Toolbox for evaluation for the performance of federated online learning approaches, namely for intrusion detection. Since they require various kinds of inputs, there is no singular interface to implement and call when using one of them, check the individual modules for more info.

At the moment, the toolbox contains a set of classe for the online evaluation of anomaly detection approaches using customized extensions of the keras metric API:

SlidingWindowEvaluation - Interface class. Implementations must compute

incremental updates to the metric. * ConfMatrSlidingWindowEvaluation - Evaluator that computes the confusion matrix metrics over a sliding window. * TFMetricSlidingWindowEvaluation - Class wrapper for generic tensorflow metrics over a sliding window.
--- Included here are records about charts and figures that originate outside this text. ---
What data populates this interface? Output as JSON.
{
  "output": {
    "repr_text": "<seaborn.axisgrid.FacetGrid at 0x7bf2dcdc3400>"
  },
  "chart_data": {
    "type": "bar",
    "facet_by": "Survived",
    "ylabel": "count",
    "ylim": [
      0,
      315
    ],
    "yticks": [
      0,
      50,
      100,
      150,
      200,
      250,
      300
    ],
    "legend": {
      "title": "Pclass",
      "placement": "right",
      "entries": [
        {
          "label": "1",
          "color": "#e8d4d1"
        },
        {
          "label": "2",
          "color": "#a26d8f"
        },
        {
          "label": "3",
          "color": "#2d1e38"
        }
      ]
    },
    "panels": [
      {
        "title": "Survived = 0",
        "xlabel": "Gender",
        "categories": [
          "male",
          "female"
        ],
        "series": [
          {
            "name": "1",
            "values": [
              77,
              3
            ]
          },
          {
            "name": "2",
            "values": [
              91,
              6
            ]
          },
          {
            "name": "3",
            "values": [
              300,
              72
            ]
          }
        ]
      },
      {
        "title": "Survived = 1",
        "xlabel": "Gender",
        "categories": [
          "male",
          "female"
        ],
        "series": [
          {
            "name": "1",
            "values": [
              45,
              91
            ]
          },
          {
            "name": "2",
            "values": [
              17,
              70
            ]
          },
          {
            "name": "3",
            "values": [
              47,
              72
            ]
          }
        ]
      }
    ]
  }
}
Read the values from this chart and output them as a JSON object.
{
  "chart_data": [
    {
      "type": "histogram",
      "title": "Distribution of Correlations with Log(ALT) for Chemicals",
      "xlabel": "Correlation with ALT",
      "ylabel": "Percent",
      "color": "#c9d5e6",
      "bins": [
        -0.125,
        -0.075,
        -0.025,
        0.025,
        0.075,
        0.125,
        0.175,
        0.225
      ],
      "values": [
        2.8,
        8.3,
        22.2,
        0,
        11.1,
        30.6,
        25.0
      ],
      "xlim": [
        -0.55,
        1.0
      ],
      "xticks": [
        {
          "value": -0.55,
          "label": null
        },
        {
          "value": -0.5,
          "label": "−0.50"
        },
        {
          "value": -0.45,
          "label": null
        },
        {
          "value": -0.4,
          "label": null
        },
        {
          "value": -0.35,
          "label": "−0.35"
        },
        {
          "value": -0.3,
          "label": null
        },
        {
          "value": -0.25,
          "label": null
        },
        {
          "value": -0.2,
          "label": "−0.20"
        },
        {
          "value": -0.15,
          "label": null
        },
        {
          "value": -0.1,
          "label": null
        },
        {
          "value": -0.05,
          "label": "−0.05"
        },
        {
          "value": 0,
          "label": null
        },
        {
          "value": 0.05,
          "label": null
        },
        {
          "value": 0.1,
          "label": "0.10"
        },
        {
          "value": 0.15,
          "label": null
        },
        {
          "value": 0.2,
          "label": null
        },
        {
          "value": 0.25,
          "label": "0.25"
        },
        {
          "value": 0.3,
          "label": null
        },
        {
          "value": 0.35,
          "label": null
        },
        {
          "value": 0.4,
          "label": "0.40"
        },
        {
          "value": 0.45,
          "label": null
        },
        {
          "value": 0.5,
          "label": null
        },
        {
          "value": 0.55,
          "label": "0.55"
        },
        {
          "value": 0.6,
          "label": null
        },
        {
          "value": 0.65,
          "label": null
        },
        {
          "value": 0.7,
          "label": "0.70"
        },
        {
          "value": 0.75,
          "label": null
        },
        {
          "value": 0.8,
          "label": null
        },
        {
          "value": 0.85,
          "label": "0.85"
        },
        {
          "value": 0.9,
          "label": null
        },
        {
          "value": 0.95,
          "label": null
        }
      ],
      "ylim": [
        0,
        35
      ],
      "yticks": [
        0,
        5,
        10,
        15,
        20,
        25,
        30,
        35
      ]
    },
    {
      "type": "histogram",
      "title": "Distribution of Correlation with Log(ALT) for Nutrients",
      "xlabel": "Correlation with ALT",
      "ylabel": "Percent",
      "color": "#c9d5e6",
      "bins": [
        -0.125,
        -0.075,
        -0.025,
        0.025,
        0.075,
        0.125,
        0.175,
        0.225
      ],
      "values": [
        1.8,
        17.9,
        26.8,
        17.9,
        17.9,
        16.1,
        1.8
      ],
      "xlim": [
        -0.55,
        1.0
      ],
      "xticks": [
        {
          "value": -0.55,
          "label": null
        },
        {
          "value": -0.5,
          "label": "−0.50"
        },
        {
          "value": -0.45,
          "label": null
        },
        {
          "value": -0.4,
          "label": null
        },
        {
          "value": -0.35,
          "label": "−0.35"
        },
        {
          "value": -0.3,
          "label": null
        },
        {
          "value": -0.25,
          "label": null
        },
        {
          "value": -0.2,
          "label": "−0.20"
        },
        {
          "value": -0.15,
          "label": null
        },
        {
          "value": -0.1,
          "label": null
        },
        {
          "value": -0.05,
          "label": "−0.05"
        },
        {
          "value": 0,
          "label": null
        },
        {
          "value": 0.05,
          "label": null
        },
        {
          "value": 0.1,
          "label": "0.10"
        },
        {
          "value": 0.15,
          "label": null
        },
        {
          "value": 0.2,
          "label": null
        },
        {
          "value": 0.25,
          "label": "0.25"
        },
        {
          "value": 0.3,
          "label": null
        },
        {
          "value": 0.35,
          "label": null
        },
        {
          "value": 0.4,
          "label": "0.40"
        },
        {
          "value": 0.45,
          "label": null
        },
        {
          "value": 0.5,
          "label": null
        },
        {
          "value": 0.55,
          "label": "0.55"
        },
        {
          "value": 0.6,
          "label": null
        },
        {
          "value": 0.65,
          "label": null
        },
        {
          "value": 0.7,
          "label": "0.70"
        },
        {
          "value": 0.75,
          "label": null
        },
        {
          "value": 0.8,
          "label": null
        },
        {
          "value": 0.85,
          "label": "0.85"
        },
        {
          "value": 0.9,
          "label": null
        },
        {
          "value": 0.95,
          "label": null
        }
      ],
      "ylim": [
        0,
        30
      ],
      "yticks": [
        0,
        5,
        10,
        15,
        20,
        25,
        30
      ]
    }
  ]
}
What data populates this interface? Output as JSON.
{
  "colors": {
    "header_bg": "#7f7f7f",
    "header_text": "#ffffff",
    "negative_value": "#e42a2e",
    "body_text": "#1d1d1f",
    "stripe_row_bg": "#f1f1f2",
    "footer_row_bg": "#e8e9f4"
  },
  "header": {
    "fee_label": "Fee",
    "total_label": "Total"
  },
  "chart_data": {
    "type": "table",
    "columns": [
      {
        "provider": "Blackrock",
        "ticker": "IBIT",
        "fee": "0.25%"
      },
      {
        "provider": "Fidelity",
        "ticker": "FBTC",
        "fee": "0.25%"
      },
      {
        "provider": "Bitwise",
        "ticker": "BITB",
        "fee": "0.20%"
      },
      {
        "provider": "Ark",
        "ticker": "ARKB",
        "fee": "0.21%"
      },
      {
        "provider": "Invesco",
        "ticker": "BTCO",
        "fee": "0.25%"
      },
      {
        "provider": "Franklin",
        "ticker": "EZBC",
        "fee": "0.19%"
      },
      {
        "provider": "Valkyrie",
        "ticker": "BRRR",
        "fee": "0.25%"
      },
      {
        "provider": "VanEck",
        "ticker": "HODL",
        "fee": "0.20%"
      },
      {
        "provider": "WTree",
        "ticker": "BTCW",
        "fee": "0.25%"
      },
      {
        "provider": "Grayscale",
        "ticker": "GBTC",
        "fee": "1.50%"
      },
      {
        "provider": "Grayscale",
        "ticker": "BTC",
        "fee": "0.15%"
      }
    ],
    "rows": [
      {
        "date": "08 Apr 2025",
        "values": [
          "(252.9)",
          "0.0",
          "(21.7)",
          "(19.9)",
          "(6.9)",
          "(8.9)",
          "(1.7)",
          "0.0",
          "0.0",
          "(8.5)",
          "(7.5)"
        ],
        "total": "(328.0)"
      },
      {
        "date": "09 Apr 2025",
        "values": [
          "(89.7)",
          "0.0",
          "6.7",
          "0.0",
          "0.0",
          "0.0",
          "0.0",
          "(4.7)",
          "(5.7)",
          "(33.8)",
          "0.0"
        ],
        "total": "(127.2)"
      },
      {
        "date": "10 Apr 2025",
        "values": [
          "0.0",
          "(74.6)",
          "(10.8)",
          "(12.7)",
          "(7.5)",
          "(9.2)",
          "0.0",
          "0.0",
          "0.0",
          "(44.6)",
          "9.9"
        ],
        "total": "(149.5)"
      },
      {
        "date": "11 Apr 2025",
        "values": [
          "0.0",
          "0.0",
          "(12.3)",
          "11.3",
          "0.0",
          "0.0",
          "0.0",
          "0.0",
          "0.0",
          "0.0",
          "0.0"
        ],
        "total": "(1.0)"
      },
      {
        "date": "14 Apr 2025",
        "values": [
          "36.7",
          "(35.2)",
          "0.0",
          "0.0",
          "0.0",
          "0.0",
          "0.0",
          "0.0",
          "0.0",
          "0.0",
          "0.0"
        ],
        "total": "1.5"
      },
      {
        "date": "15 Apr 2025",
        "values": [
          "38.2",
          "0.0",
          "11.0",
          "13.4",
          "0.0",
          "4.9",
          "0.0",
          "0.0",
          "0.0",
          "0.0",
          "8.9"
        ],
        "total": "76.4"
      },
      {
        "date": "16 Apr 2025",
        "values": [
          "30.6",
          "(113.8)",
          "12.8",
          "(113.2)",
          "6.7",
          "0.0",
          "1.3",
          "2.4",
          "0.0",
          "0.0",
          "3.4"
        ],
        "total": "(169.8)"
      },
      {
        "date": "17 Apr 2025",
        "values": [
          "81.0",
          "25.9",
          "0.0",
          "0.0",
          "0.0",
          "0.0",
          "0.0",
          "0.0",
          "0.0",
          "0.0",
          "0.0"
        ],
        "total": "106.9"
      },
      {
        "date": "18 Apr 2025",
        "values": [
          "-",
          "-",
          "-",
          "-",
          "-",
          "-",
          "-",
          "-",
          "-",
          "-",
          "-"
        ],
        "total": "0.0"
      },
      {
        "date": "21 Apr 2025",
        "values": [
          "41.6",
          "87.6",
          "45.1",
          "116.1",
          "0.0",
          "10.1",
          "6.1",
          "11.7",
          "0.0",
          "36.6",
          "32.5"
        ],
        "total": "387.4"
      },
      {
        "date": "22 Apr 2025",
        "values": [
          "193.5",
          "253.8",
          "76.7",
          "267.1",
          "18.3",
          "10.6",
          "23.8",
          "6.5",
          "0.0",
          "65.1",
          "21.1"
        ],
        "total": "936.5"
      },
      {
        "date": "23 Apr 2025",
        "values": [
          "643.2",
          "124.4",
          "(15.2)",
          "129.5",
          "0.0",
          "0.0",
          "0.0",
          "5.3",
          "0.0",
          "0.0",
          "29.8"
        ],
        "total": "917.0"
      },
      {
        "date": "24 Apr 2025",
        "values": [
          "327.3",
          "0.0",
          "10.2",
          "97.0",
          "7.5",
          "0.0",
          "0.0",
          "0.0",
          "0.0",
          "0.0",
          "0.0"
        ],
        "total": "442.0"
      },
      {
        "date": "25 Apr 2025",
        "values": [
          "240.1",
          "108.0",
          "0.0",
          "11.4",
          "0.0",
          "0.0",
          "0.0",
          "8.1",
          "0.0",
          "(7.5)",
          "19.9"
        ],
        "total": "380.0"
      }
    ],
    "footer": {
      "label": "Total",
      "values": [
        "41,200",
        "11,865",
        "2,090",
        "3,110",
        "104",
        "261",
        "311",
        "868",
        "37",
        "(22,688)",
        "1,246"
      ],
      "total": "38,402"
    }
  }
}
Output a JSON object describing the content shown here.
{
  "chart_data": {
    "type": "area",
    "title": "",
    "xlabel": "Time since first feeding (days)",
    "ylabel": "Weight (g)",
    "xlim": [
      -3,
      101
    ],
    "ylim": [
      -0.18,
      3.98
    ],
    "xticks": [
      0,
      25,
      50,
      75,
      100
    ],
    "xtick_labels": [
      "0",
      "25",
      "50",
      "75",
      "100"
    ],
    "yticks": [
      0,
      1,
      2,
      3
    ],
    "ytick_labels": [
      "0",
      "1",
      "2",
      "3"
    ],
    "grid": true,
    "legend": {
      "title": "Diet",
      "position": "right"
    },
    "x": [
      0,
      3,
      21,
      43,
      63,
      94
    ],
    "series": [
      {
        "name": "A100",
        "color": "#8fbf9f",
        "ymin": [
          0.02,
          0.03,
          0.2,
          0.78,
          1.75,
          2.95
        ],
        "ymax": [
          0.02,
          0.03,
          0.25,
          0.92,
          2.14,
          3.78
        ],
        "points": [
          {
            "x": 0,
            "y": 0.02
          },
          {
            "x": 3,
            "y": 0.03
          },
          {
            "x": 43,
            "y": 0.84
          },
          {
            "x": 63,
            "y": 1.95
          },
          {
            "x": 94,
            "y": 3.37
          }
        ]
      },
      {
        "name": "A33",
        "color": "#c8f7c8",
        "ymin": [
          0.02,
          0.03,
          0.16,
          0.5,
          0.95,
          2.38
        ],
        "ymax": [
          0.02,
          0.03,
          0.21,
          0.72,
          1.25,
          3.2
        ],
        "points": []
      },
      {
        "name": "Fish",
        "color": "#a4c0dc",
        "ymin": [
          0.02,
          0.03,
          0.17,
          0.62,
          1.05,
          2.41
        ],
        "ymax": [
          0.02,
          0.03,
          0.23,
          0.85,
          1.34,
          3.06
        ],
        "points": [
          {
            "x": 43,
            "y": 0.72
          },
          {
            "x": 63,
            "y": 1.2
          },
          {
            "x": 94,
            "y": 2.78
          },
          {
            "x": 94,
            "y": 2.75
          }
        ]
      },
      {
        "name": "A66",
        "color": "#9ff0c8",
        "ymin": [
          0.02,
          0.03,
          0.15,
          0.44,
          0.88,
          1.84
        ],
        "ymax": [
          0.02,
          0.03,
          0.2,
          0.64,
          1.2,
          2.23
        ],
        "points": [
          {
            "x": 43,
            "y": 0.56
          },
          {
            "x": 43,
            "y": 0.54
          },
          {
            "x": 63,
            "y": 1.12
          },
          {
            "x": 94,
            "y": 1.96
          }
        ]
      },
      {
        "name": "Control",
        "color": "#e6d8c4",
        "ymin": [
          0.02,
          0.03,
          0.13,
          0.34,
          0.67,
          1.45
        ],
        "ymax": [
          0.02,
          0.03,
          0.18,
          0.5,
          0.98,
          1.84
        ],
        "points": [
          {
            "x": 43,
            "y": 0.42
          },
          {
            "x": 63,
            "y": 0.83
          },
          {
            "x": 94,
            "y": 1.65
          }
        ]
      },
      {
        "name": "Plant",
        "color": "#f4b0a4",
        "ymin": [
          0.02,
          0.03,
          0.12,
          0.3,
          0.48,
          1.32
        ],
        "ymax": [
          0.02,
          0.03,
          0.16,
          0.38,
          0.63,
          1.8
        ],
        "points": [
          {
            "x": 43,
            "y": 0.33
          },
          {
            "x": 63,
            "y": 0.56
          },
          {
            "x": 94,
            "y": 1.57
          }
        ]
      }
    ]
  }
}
class daisy.evaluation.ConfMatrSlidingWindowEvaluation(name='conf_matrix_online_evaluation', window_size: int = None, **kwargs)[source]

Bases: SlidingWindowEvaluation

Sliding window evaluation metric that computes the entire confusion matrix along with most(*) its metrics over the k most recent predicted binary labels to evaluate the model’s recent performance on them in point-wise manner.

result() → dict[str, Tensor][source]

Based on the accumulated confusion matrix, computes its derived scalar metrics and returns them.

Returns:: Dictionary of all derived scalar (tensor) confusion matrix metrics.

class daisy.evaluation.SlidingWindowEvaluation(name='ad_online_evaluation', window_size: int = None, **kwargs)[source]

Bases: Metric, ABC

Abstract evaluation metric class that extends the existing tensorflow metric base class, with a sliding window to collect the k most recent predicted labels to evaluate the model’s recent performance on them in point-wise manner.

Note that depending on the metric, non-abstract methods must be extended with a new metric’s own functionality.

merge_state(metrics: Self)[source]

Merges the state from one or more metrics, by merging their sliding windows.

Note this is only possible if the sliding window of the current instance is able to encompass all other windows.

Parameters:: metrics – An iterable of sliding window metrics of the same type.

pred_labels: deque

reset_state()[source]: Resets the sliding window and all the metric’s state variables.

abstractmethod result()[source]

Computes and returns the scalar value(s) of the metric. Idempotent operation based on the underlying state variables and the sliding window.

Returns:: A scalar tensor, or a dictionary of scalar tensors.

true_labels: deque

update_state(y_true, y_pred, *args, **kwargs)[source]

Adds a mini-batch of inputs to the metric, removing old ones if the window is full, and adjusting statistics accordingly. Converts any tensors into numpy arrays as data points/pairs are processed in element-wise fashion anyway and this makes it easier for generic handling.

Parameters:

y_true – Vector/Tensor containing true labels of inputs.
y_pred – Vector/Tensor containing predicted labels of inputs.
args – Not supported arguments.
kwargs – Not supported keywords arguments.

class daisy.evaluation.TFMetricSlidingWindowEvaluation(tf_metric: Metric, window_size: int = None, **kwargs)[source]

Bases: SlidingWindowEvaluation

Wrapper class for all kinds of tensorflow evaluation metrics that operate on true-predicted label comparisons. Uses the provided sliding window to accumulate a subset of the overall data points and evaluates them using the tensorflow metric when called upon. Not very computational efficient since cumulative aggregation cannot be supported as not every metric can be computed in sliding window manner.

result()[source]

Based on the current window, computes and returns the scalar metric value tensor or a dict of scalars, after resetting the metric once more.

Returns:: Tensorflow metric result.